Llevo unas cuantas semanas saliendo del despacho demasiado tarde y encontrándome, al mirarme en el espejo del ascensor, que los ojos los tengo enrojecidos, agotados, como si se hubieran vuelto de plástico. Lo de los ojos es lo de menos, lo peor es el ánimo con el que salgo a la calle después de lo que se cuece en los tribunales. Hoy no hablo de su acierto o desacierto, sino de la gente en sí, de los problemas que surgen todos los días y que a menudo te rompen el corazón. Ultimamente- para qué mentir- los divorcios están destrozando mi "confianza en la bondad de los desconocidos" y sin embargo me siento más Blanche Du Bois que nunca.
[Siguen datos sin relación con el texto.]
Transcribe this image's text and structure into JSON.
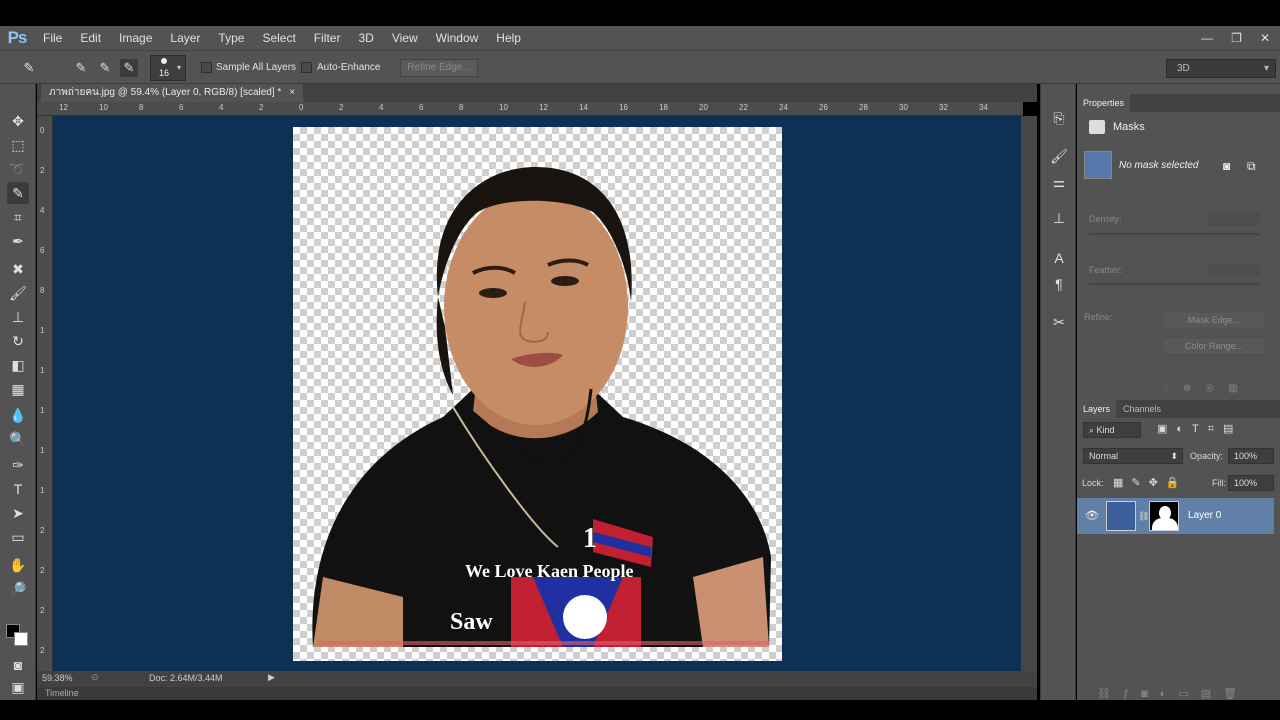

Espero que pase algo "mágico"- cómo odio el abuso de esta palabra gracias al tándem Coelho-Buccay y por el contrario, cuánto me gusta en la voz de Vivien leigh en "Un tranvía llamado deseo"- que cambie el escenario o transforme el carácter de algunos personajes; sueño con entretenerme decorando bombillas o embarcada en un proyecto bonito que atenúe la aspereza de la realidad.
A veces me imagino en ese rincón de Lolina's de la fotografía pasando las mañanas entre mis libretas y café (o té mejor) con leche.
Otro día hablamos del síndrome de las libretas que con tanto acierto me diagnosticó Magenta el sábado.